The Arctic region holds vast natural resources. In its Circum-Arctic Resource Appraisal (CARA), the U.S. Geological Survey estimated that 90 billion barrels of oil, 1,669 trillion cubic feet of natural gas, and 44 billion barrels of recoverable natural gas liquids may exist in 33 Arctic provinces, of which approximately 84% is offshore.
While the federal government recently announced plans to lease three Alaskan oil reserves by 2022, it is far from certain that drilling will ever happen at these sites. Oil prices remain low, and no one knows whether prices will increase enough to make exploration economically worthwhile. Furthermore, arctic oil exploration is extremely risky. Sea ice is present for more than half the year, hindering transport of equipment, supplies, and personnel to and from the site. Offshore drilling is also more complex and expensive than land operations, and especially so for drilling in extremely deep water, which is where most of the arctic oil is likely to be. On land, warming conditions create unstable conditions. (Read Unconventional Oil Exploration, Part 2: The Arctic Frontier.)
The major risk factor for oil and gas exploration and production (E&P) in the arctic, and anywhere else, is failing to find the most productive deposits. Oil companies typically employ petroleum geologists to determine where the most productive drilling spots will be, but even a small mistake in calculations can mean millions in lost revenue.
Geologists need efficient, streamlined technologies to pinpoint the most productive strata and avoid drilling in the wrong spot.
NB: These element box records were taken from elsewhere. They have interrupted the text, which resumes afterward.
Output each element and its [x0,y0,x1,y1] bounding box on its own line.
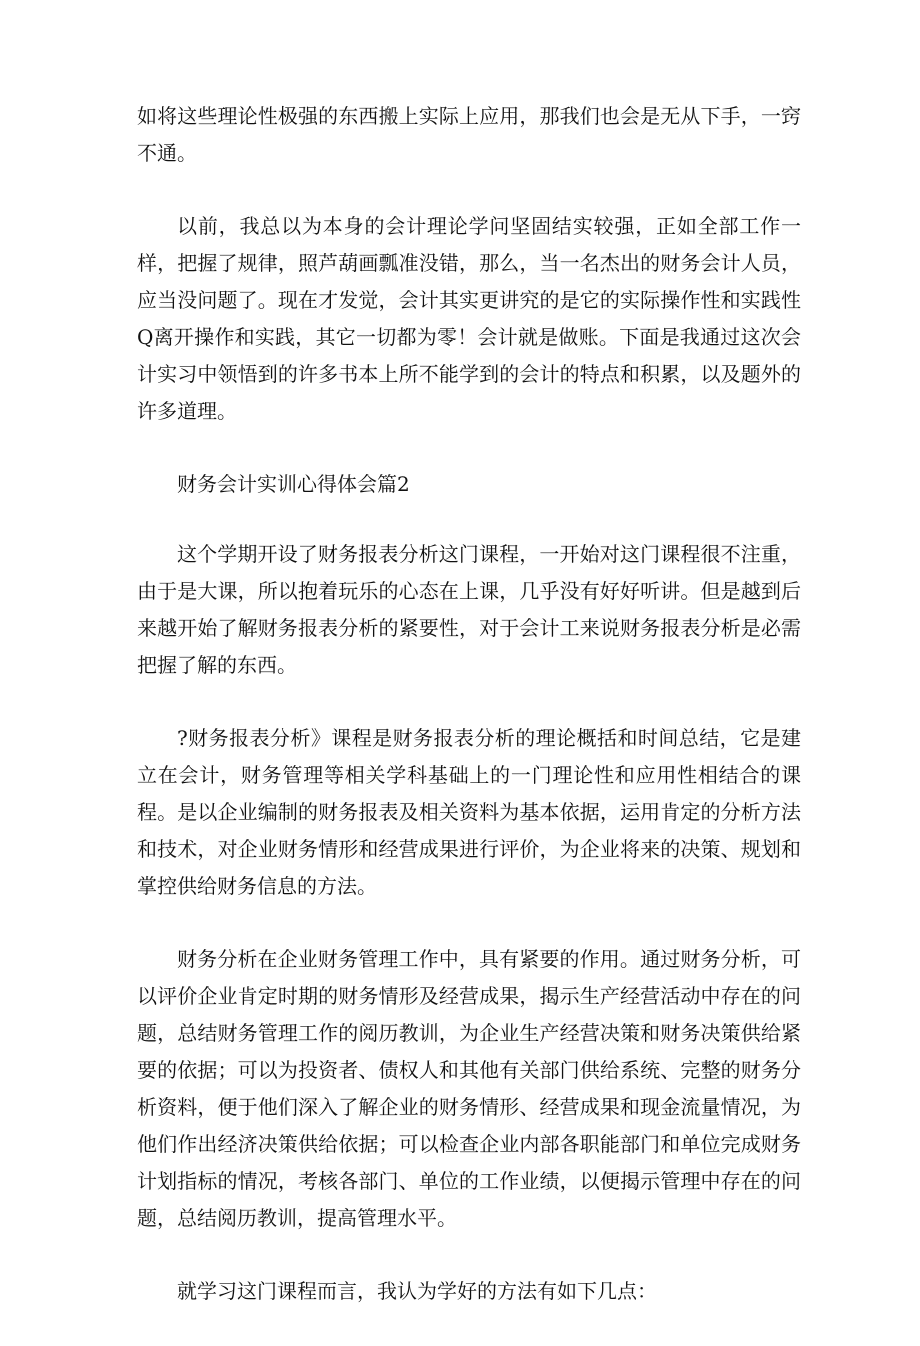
paragraph-study-methods: 就学习这门课程而言，我认为学好的方法有如下几点： [177,1279,657,1303]
paragraph-course-definition: ?财务报表分析》课程是财务报表分析的理论概括和时间总结，它是建立在会计，财务管理等相关学科基础上的一门理论性和应用性相结合的课程。是以企业编制的财务报表及相关资料为基本依据，运用肯定的分析方法和技术，对企业财务情形和经营成果进行评价，为企业将来的决策、规划和掌控供给财务信息的方法。 [137,726,801,898]
paragraph-continuation: 如将这些理论性极强的东西搬上实际上应用，那我们也会是无从下手，一窍不通。 [137,104,801,165]
paragraph-accounting-practice: 以前，我总以为本身的会计理论学问坚固结实较强，正如全部工作一样，把握了规律，照芦葫画瓢准没错，那么，当一名杰出的财务会计人员，应当没问题了。现在才发觉，会计其实更讲究的是它的实际操作性和实践性Q离开操作和实践，其它一切都为零！会计就是做账。下面是我通过这次会计实习中领悟到的许多书本上所不能学到的会计的特点和积累，以及题外的许多道理。 [137,214,801,423]
paragraph-financial-analysis-role: 财务分析在企业财务管理工作中，具有紧要的作用。通过财务分析，可以评价企业肯定时期的财务情形及经营成果，揭示生产经营活动中存在的问题，总结财务管理工作的阅历教训，为企业生产经营决策和财务决策供给紧要的依据；可以为投资者、债权人和其他有关部门供给系统、完整的财务分析资料，便于他们深入了解企业的财务情形、经营成果和现金流量情况，为他们作出经济决策供给依据；可以检查企业内部各职能部门和单位完成财务计划指标的情况，考核各部门、单位的工作业绩，以便揭示管理中存在的问题，总结阅历教训，提高管理水平。 [137,947,801,1230]
section-heading: 财务会计实训心得体会篇2 [177,472,410,496]
paragraph-course-intro: 这个学期开设了财务报表分析这门课程，一开始对这门课程很不注重，由于是大课，所以抱着玩乐的心态在上课，几乎没有好好听讲。但是越到后来越开始了解财务报表分析的紧要性，对于会计工来说财务报表分析是必需把握了解的东西。 [137,542,801,677]
document-body [137,98,801,1346]
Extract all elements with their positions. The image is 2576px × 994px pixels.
The key to identifying the best drilling targets is to conduct sample analyses of drill cuttings, outcrops, piston-core sediment, and oil and gas cores. These sample types provide valuable information about the mineral composition of the deposit and whether or not it has properties favorable to oil and gas production. The data produced by this sample chemical analysis serves five critical functions in E&P:
Inferring Mineralogy: Bulk chemical analysis is used to infer the mineralogy of the rock.
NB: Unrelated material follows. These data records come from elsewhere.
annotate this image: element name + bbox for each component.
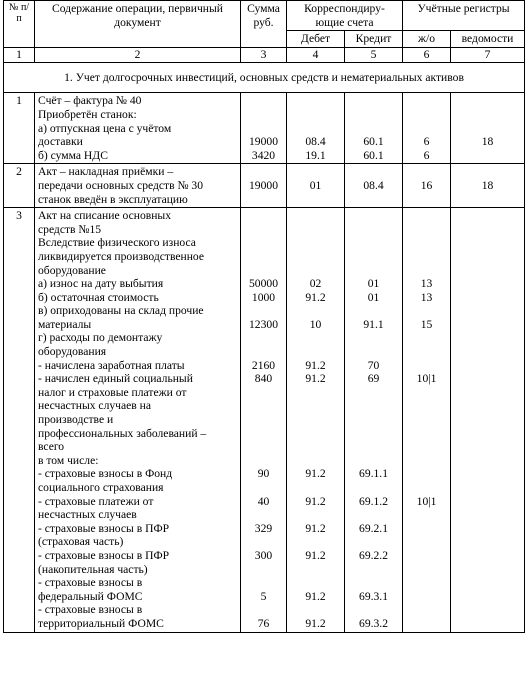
amount-cell-line <box>244 440 283 454</box>
operation-content-line: (страховая часть) <box>38 535 124 549</box>
operation-content-line: Приобретён станок: <box>38 107 137 121</box>
operation-content-line: - страховые взносы в <box>38 603 143 617</box>
operation-content-line: несчастных случаев на <box>38 399 152 413</box>
statement-cell-line <box>454 264 521 278</box>
credit-cell-line <box>348 345 399 359</box>
credit-cell-line: 69.2.2 <box>359 548 388 562</box>
operation-content-line: а) отпускная цена с учётом <box>38 121 172 135</box>
amount-cell-line <box>244 236 283 250</box>
statement-cell-line <box>454 304 521 318</box>
debit-cell-line <box>290 209 341 223</box>
column-number: 7 <box>451 47 525 62</box>
amount-cell-line <box>244 304 283 318</box>
journal-order-cell-line <box>406 193 447 207</box>
amount-cell-line <box>244 576 283 590</box>
amount-cell-line <box>244 331 283 345</box>
credit-cell-line <box>348 576 399 590</box>
statement-cell-line <box>454 209 521 223</box>
journal-order-cell-line <box>406 108 447 122</box>
journal-order-cell-line <box>406 209 447 223</box>
debit-cell-line <box>290 250 341 264</box>
credit-cell <box>345 93 403 164</box>
operation-content-line: - страховые взносы в ПФР <box>38 521 170 535</box>
journal-order-cell-line: 16 <box>420 178 433 192</box>
amount-cell-line: 840 <box>254 372 273 386</box>
statement-cell-line <box>454 359 521 373</box>
statement-cell <box>451 93 525 164</box>
debit-cell-line <box>290 440 341 454</box>
journal-order-cell-line <box>406 331 447 345</box>
statement-cell-line <box>454 399 521 413</box>
accounting-journal-table <box>3 0 525 633</box>
debit-cell <box>287 93 345 164</box>
debit-cell-line <box>290 94 341 108</box>
amount-cell-line <box>244 427 283 441</box>
credit-cell-line <box>348 454 399 468</box>
operation-content <box>35 208 241 632</box>
credit-cell-line <box>348 427 399 441</box>
amount-cell-line <box>244 122 283 136</box>
operation-content-line: социального страхования <box>38 481 164 494</box>
credit-cell-line: 60.1 <box>363 135 384 149</box>
operation-content-line: территориальный ФОМС <box>38 616 164 630</box>
journal-order-cell-line <box>406 264 447 278</box>
debit-cell-line: 91.2 <box>305 616 326 630</box>
statement-cell-line <box>454 495 521 509</box>
amount-cell-line: 40 <box>257 494 270 508</box>
journal-order-cell-line: 10|1 <box>416 372 437 386</box>
credit-cell-line <box>348 440 399 454</box>
operation-content-line: - страховые взносы в <box>38 576 143 590</box>
table-row <box>4 164 525 208</box>
debit-cell-line: 08.4 <box>305 135 326 149</box>
amount-cell-line <box>244 94 283 108</box>
credit-cell <box>345 164 403 208</box>
statement-cell-line <box>454 108 521 122</box>
operation-content-line: - начислена заработная платы <box>38 358 185 372</box>
journal-order-cell-line <box>406 359 447 373</box>
credit-cell-line: 01 <box>367 290 380 304</box>
amount-cell-line: 2160 <box>251 358 276 372</box>
amount-cell-line <box>244 264 283 278</box>
statement-cell-line <box>454 331 521 345</box>
journal-order-cell-line <box>406 590 447 604</box>
operation-content-line: средств №15 <box>38 222 102 236</box>
column-number: 2 <box>35 47 241 62</box>
journal-order-cell-line <box>406 481 447 495</box>
debit-cell-line <box>290 427 341 441</box>
journal-order-cell-line <box>406 304 447 318</box>
amount-cell-line <box>244 508 283 522</box>
statement-cell-line <box>454 467 521 481</box>
operation-content <box>35 93 241 164</box>
debit-cell-line: 02 <box>309 277 322 291</box>
journal-order-cell-line <box>406 413 447 427</box>
amount-cell <box>241 208 287 632</box>
credit-cell-line <box>348 264 399 278</box>
header-sum: Сумма руб. <box>241 1 287 48</box>
credit-cell-line: 69.1.2 <box>359 494 388 508</box>
statement-cell-line <box>454 563 521 577</box>
amount-cell-line <box>244 345 283 359</box>
amount-cell-line: 300 <box>254 548 273 562</box>
journal-order-cell-line <box>406 617 447 631</box>
amount-cell-line <box>244 165 283 179</box>
operation-content-line: Акт на списание основных <box>38 209 172 223</box>
credit-cell-line: 69.3.2 <box>359 616 388 630</box>
journal-order-cell-line <box>406 122 447 136</box>
amount-cell-line: 12300 <box>249 317 278 331</box>
amount-cell-line: 76 <box>257 616 270 630</box>
operation-content-line: передачи основных средств № 30 <box>38 178 204 192</box>
header-debit: Дебет <box>287 31 345 48</box>
table-header <box>4 1 525 48</box>
amount-cell-line <box>244 386 283 400</box>
amount-cell-line <box>244 399 283 413</box>
journal-order-cell-line: 13 <box>420 290 433 304</box>
credit-cell-line: 69.1.1 <box>359 467 388 481</box>
journal-order-cell-line <box>406 345 447 359</box>
statement-cell-line <box>454 603 521 617</box>
credit-cell-line <box>348 304 399 318</box>
column-number: 4 <box>287 47 345 62</box>
statement-cell-line <box>454 535 521 549</box>
amount-cell-line: 3420 <box>251 148 276 162</box>
journal-order-cell-line <box>406 535 447 549</box>
amount-cell-line <box>244 193 283 207</box>
amount-cell-line <box>244 535 283 549</box>
credit-cell-line: 69 <box>367 372 380 386</box>
debit-cell <box>287 208 345 632</box>
credit-cell-line <box>348 563 399 577</box>
journal-order-cell <box>403 93 451 164</box>
column-number: 5 <box>345 47 403 62</box>
table-row <box>4 208 525 632</box>
statement-cell-line <box>454 386 521 400</box>
journal-order-cell-line: 10|1 <box>416 494 437 508</box>
debit-cell-line: 91.2 <box>305 467 326 481</box>
statement-cell-line <box>454 318 521 332</box>
debit-cell-line: 19.1 <box>305 148 326 162</box>
operation-content-line: всего <box>38 440 65 454</box>
amount-cell-line: 5 <box>260 589 267 603</box>
credit-cell-line: 08.4 <box>363 178 384 192</box>
debit-cell-line: 91.2 <box>305 589 326 603</box>
operation-content-line: несчастных случаев <box>38 508 137 522</box>
journal-order-cell <box>403 164 451 208</box>
header-num: № п/п <box>4 1 35 48</box>
header-corr-accounts: Корреспондиру-ющие счета <box>287 1 403 31</box>
journal-order-cell-line <box>406 223 447 237</box>
credit-cell-line <box>348 108 399 122</box>
statement-cell-line <box>454 522 521 536</box>
column-number: 1 <box>4 47 35 62</box>
credit-cell-line <box>348 193 399 207</box>
column-numbering-row <box>4 47 525 62</box>
header-jo: ж/о <box>403 31 451 48</box>
statement-cell-line <box>454 576 521 590</box>
credit-cell-line <box>348 508 399 522</box>
amount-cell <box>241 93 287 164</box>
operation-content-line: в) оприходованы на склад прочие <box>38 304 204 318</box>
credit-cell-line <box>348 94 399 108</box>
operation-content-line: Акт – накладная приёмки – <box>38 165 174 179</box>
statement-cell-line <box>454 508 521 522</box>
section-title: 1. Учет долгосрочных инвестиций, основных средств и нематериальных активов <box>4 62 525 93</box>
operation-content-line: - начислен единый социальный <box>38 372 193 386</box>
credit-cell-line: 60.1 <box>363 148 384 162</box>
statement-cell-line <box>454 440 521 454</box>
operation-content-line: федеральный ФОМС <box>38 589 143 603</box>
operation-content-line: оборудования <box>38 345 107 359</box>
statement-cell-line <box>454 193 521 207</box>
debit-cell-line: 10 <box>309 317 322 331</box>
journal-order-cell-line <box>406 563 447 577</box>
debit-cell-line <box>290 304 341 318</box>
column-number: 6 <box>403 47 451 62</box>
row-number: 2 <box>4 164 35 208</box>
debit-cell-line <box>290 193 341 207</box>
amount-cell-line <box>244 108 283 122</box>
journal-order-cell-line: 15 <box>420 317 433 331</box>
credit-cell-line: 69.3.1 <box>359 589 388 603</box>
debit-cell-line <box>290 122 341 136</box>
credit-cell-line <box>348 236 399 250</box>
operation-content-line: ликвидируется производственное <box>38 249 205 263</box>
statement-cell-line: 18 <box>481 178 494 192</box>
journal-order-cell <box>403 208 451 632</box>
credit-cell-line <box>348 209 399 223</box>
credit-cell-line <box>348 331 399 345</box>
debit-cell <box>287 164 345 208</box>
table-row <box>4 93 525 164</box>
journal-order-cell-line <box>406 549 447 563</box>
operation-content-line: доставки <box>38 135 83 149</box>
operation-content-line: Вследствие физического износа <box>38 236 196 250</box>
debit-cell-line <box>290 264 341 278</box>
operation-content-line: в том числе: <box>38 453 99 467</box>
debit-cell-line <box>290 108 341 122</box>
credit-cell-line <box>348 481 399 495</box>
statement-cell-line <box>454 549 521 563</box>
operation-content-line: производстве и <box>38 413 114 427</box>
statement-cell-line <box>454 372 521 386</box>
statement-cell <box>451 208 525 632</box>
amount-cell-line: 19000 <box>249 135 278 149</box>
debit-cell-line: 01 <box>309 178 322 192</box>
statement-cell-line: 18 <box>481 135 494 149</box>
journal-order-cell-line <box>406 427 447 441</box>
journal-order-cell-line <box>406 165 447 179</box>
credit-cell-line <box>348 535 399 549</box>
debit-cell-line: 91.2 <box>305 548 326 562</box>
operation-content-line: б) сумма НДС <box>38 148 108 162</box>
debit-cell-line <box>290 331 341 345</box>
statement-cell-line <box>454 277 521 291</box>
statement-cell <box>451 164 525 208</box>
statement-cell-line <box>454 590 521 604</box>
statement-cell-line <box>454 345 521 359</box>
amount-cell-line <box>244 250 283 264</box>
credit-cell-line <box>348 413 399 427</box>
debit-cell-line: 91.2 <box>305 290 326 304</box>
statement-cell-line <box>454 427 521 441</box>
journal-order-cell-line <box>406 508 447 522</box>
credit-cell-line: 91.1 <box>363 317 384 331</box>
operation-content-line: Счёт – фактура № 40 <box>38 94 142 108</box>
debit-cell-line: 91.2 <box>305 521 326 535</box>
debit-cell-line <box>290 386 341 400</box>
amount-cell-line <box>244 223 283 237</box>
operation-content <box>35 164 241 208</box>
debit-cell-line: 91.2 <box>305 372 326 386</box>
statement-cell-line <box>454 617 521 631</box>
debit-cell-line <box>290 603 341 617</box>
row-number: 3 <box>4 208 35 632</box>
statement-cell-line <box>454 250 521 264</box>
journal-order-cell-line <box>406 454 447 468</box>
journal-order-cell-line <box>406 94 447 108</box>
amount-cell-line <box>244 209 283 223</box>
journal-order-cell-line <box>406 522 447 536</box>
operation-content-line: материалы <box>38 317 92 331</box>
operation-content-line: - страховые взносы в ПФР <box>38 548 170 562</box>
credit-cell-line <box>348 603 399 617</box>
header-ved: ведомости <box>451 31 525 48</box>
credit-cell-line <box>348 399 399 413</box>
amount-cell-line <box>244 603 283 617</box>
statement-cell-line <box>454 454 521 468</box>
debit-cell-line <box>290 454 341 468</box>
header-credit: Кредит <box>345 31 403 48</box>
debit-cell-line <box>290 345 341 359</box>
header-content: Содержание операции, первичный документ <box>35 1 241 48</box>
operation-content-line: (накопительная часть) <box>38 562 148 576</box>
debit-cell-line: 91.2 <box>305 358 326 372</box>
credit-cell-line <box>348 386 399 400</box>
credit-cell-line <box>348 223 399 237</box>
debit-cell-line <box>290 236 341 250</box>
statement-cell-line <box>454 122 521 136</box>
operation-content-line: оборудование <box>38 263 106 277</box>
debit-cell-line <box>290 223 341 237</box>
journal-order-cell-line <box>406 576 447 590</box>
debit-cell-line <box>290 508 341 522</box>
amount-cell-line <box>244 413 283 427</box>
credit-cell-line <box>348 165 399 179</box>
amount-cell-line <box>244 481 283 495</box>
statement-cell-line <box>454 413 521 427</box>
statement-cell-line <box>454 236 521 250</box>
header-registers: Учётные регистры <box>403 1 525 31</box>
debit-cell-line <box>290 165 341 179</box>
debit-cell-line <box>290 576 341 590</box>
amount-cell-line: 329 <box>254 521 273 535</box>
debit-cell-line <box>290 563 341 577</box>
statement-cell-line <box>454 149 521 163</box>
journal-order-cell-line <box>406 250 447 264</box>
amount-cell-line: 1000 <box>251 290 276 304</box>
amount-cell-line <box>244 563 283 577</box>
journal-order-cell-line <box>406 399 447 413</box>
journal-order-cell-line: 6 <box>423 148 430 162</box>
amount-cell-line: 90 <box>257 467 270 481</box>
operation-content-line: - страховые взносы в Фонд <box>38 467 173 481</box>
statement-cell-line <box>454 223 521 237</box>
operation-content-line: налог и страховые платежи от <box>38 385 187 399</box>
journal-order-cell-line: 6 <box>423 135 430 149</box>
column-number: 3 <box>241 47 287 62</box>
debit-cell-line <box>290 413 341 427</box>
journal-order-cell-line <box>406 603 447 617</box>
credit-cell-line: 69.2.1 <box>359 521 388 535</box>
amount-cell-line <box>244 454 283 468</box>
credit-cell-line: 01 <box>367 277 380 291</box>
amount-cell-line: 50000 <box>249 277 278 291</box>
operation-content-line: станок введён в эксплуатацию <box>38 192 188 206</box>
debit-cell-line <box>290 535 341 549</box>
statement-cell-line <box>454 165 521 179</box>
journal-order-cell-line <box>406 386 447 400</box>
amount-cell <box>241 164 287 208</box>
journal-order-cell-line <box>406 236 447 250</box>
statement-cell-line <box>454 291 521 305</box>
operation-content-line: - страховые платежи от <box>38 494 154 508</box>
credit-cell-line <box>348 122 399 136</box>
operation-content-line: а) износ на дату выбытия <box>38 277 164 291</box>
credit-cell <box>345 208 403 632</box>
amount-cell-line: 19000 <box>249 178 278 192</box>
operation-content-line: профессиональных заболеваний – <box>38 426 207 440</box>
credit-cell-line <box>348 250 399 264</box>
debit-cell-line <box>290 481 341 495</box>
statement-cell-line <box>454 94 521 108</box>
operation-content-line: г) расходы по демонтажу <box>38 331 163 345</box>
debit-cell-line <box>290 399 341 413</box>
statement-cell-line <box>454 481 521 495</box>
credit-cell-line: 70 <box>367 358 380 372</box>
journal-order-cell-line: 13 <box>420 277 433 291</box>
journal-order-cell-line <box>406 440 447 454</box>
row-number: 1 <box>4 93 35 164</box>
journal-order-cell-line <box>406 467 447 481</box>
section-row <box>4 62 525 93</box>
debit-cell-line: 91.2 <box>305 494 326 508</box>
operation-content-line: б) остаточная стоимость <box>38 290 159 304</box>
Inferring Lithology (Mud Logging): The elemental composition and ratios of light elements found in the analysis is used to determine whether you’re drilling through limestone, dolomite, sandstone, siltstone, or shale. (Read The Key to Successful Mud Logging, Part 1)
Chemostratigraphy: The study of the variation of chemistry within sedimentary sequences. Key chemostratigraphic markers can be used to steer the well bore in real time or confirm the well bore path.
Reservoir Characterization: Various physical characteristics of the reservoir (such as porosity, permeability, and fracture population can be inferred from chemical composition.
Oil and Gas Productivity: A determination of whether or not the strata will produce oil and gas
Quickly gaining an understanding of these qualities is critical to making decisions about whether to stop or continue drilling, where to focus on the grid, and when to take a proper sample for laboratory analysis. Portable x-ray fluorescence (XRF) analyzers are a valuable way to accomplish successful oil and gas E&P. Portable XRF analyzers provide rapid, real-time, on-site chemical analysis so that immediate decisions can be made to optimize production or operations. XRF instruments are not used to directly analyze hydrocarbon fluids, but they can analyze major and trace elements of host rocks, which can help determine the hydrocarbon potential of the strata.